Sophie miró la cajita marrón y luego a Vito.
– Esta semana he recibido un regalo agradable y otro desagradable. ¿Qué hago? ¿Abro esa caja o miro qué hay detrás de la segunda cortina?
– Yo la abriré -dijo Vito, y se puso unos guantes muy finos. Al leer la tarjeta se quedó perplejo-. O es un código secreto o es ruso.
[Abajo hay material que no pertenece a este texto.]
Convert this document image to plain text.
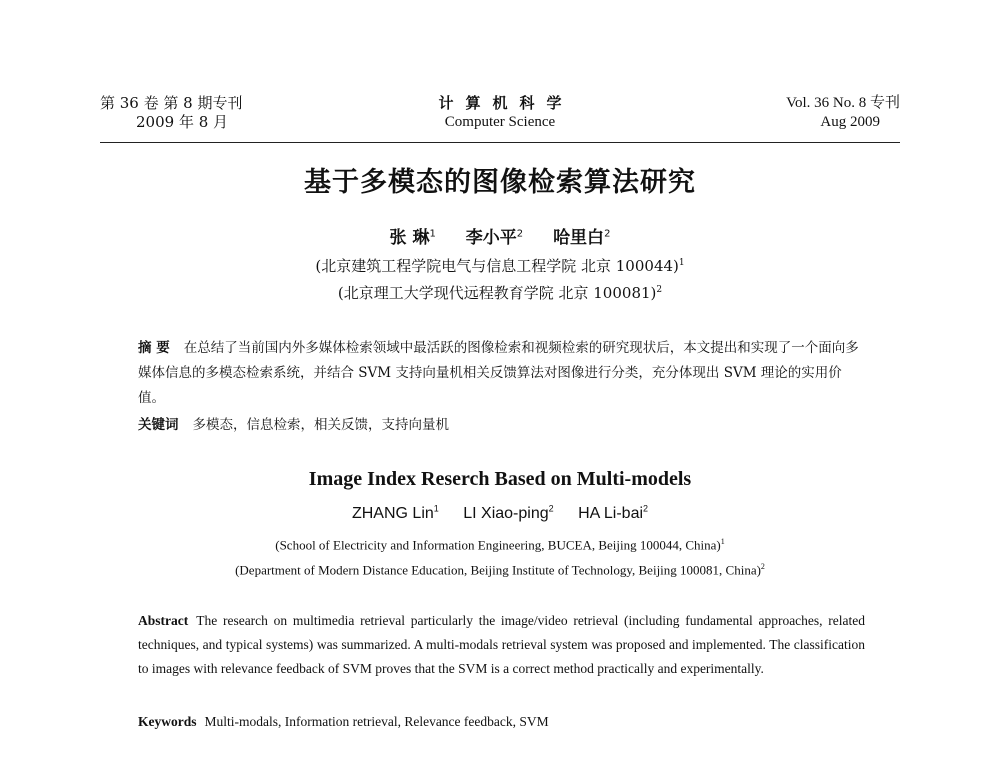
第 36 卷 第 8 期专刊
2009 年 8 月
计算机科学
Computer Science
Vol. 36 No. 8 专刊
Aug 2009
基于多模态的图像检索算法研究
张 琳$^1$ 李小平$^2$ 哈里白$^2$
(北京建筑工程学院电气与信息工程学院 北京 100044)$^1$
(北京理工大学现代远程教育学院 北京 100081)$^2$
摘 要 在总结了当前国内外多媒体检索领域中最活跃的图像检索和视频检索的研究现状后，本文提出和实现了一个面向多媒体信息的多模态检索系统，并结合 SVM 支持向量机相关反馈算法对图像进行分类，充分体现出 SVM 理论的实用价值。
关键词 多模态，信息检索，相关反馈，支持向量机
Image Index Reserch Based on Multi-models
ZHANG Lin$^1$ LI Xiao-ping$^2$ HA Li-bai$^2$
(School of Electricity and Information Engineering, BUCEA, Beijing 100044, China)$^1$
(Department of Modern Distance Education, Beijing Institute of Technology, Beijing 100081, China)$^2$
Abstract The research on multimedia retrieval particularly the image/video retrieval (including fundamental approaches, related techniques, and typical systems) was summarized. A multi-modals retrieval system was proposed and implemented. The classification to images with relevance feedback of SVM proves that the SVM is a correct method practically and experimentally.
Keywords Multi-modals, Information retrieval, Relevance feedback, SVM
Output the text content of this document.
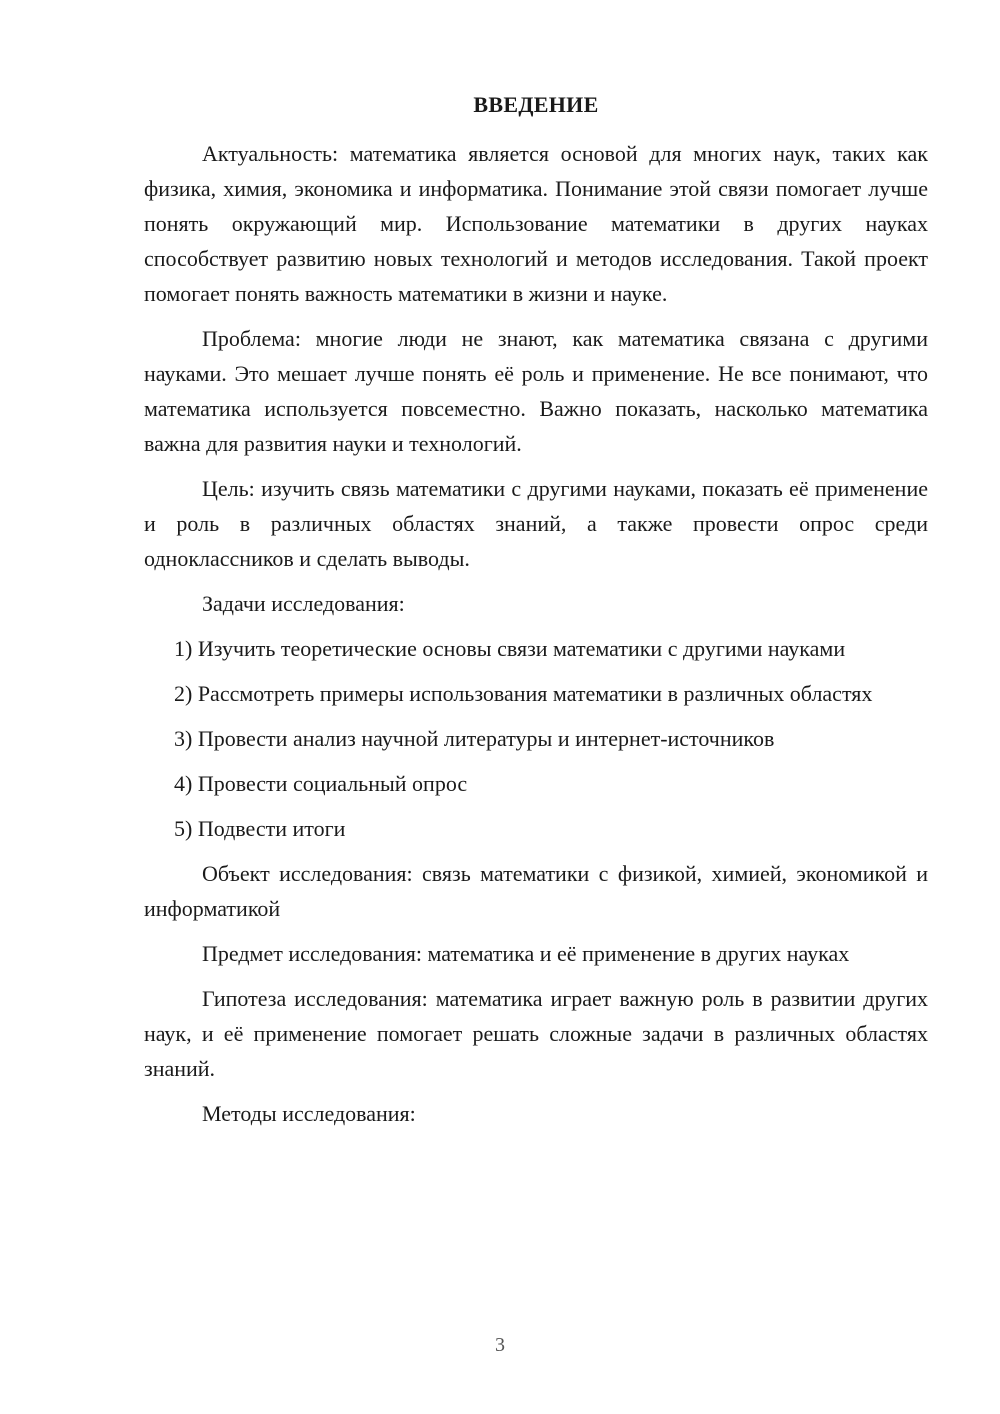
ВВЕДЕНИЕ

Актуальность: математика является основой для многих наук, таких как физика, химия, экономика и информатика. Понимание этой связи помогает лучше понять окружающий мир. Использование математики в других науках способствует развитию новых технологий и методов исследования. Такой проект помогает понять важность математики в жизни и науке.

Проблема: многие люди не знают, как математика связана с другими науками. Это мешает лучше понять её роль и применение. Не все понимают, что математика используется повсеместно. Важно показать, насколько математика важна для развития науки и технологий.

Цель: изучить связь математики с другими науками, показать её применение и роль в различных областях знаний, а также провести опрос среди одноклассников и сделать выводы.

Задачи исследования:

1) Изучить теоретические основы связи математики с другими науками

2) Рассмотреть примеры использования математики в различных областях

3) Провести анализ научной литературы и интернет-источников

4) Провести социальный опрос

5) Подвести итоги

Объект исследования: связь математики с физикой, химией, экономикой и информатикой

Предмет исследования: математика и её применение в других науках

Гипотеза исследования: математика играет важную роль в развитии других наук, и её применение помогает решать сложные задачи в различных областях знаний.

Методы исследования:

3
Sophie sonrió al leer la nota.
– Son letras cirílicas. El paquete es de Yuri Petrovich. «Para tu exposición.» Ábrelo, por favor. -Vito lo hizo y Sophie ahogó un grito de sorpresa y alegría-. ¡Vito!
– Es una muñeca -dijo él.
– Es una matrioshka. Un juego de muñecas que van una dentro de otra.
– ¿Tiene valor?
– ¿Material? No. -Abrió la primera muñeca y encontró otra nota que hizo que se le hiciera un nudo en la garganta-. Pero su valor sentimental es inestimable. Pertenecía a su madre, es una de las pocas cosas que se llevó de Georgia. Quiere cedérmela para la exposición sobre la Guerra Fría. Ayer estuvo aquí, quería darme las gracias. Nunca se me habría ocurrido pensar que me regalaría una cosa así.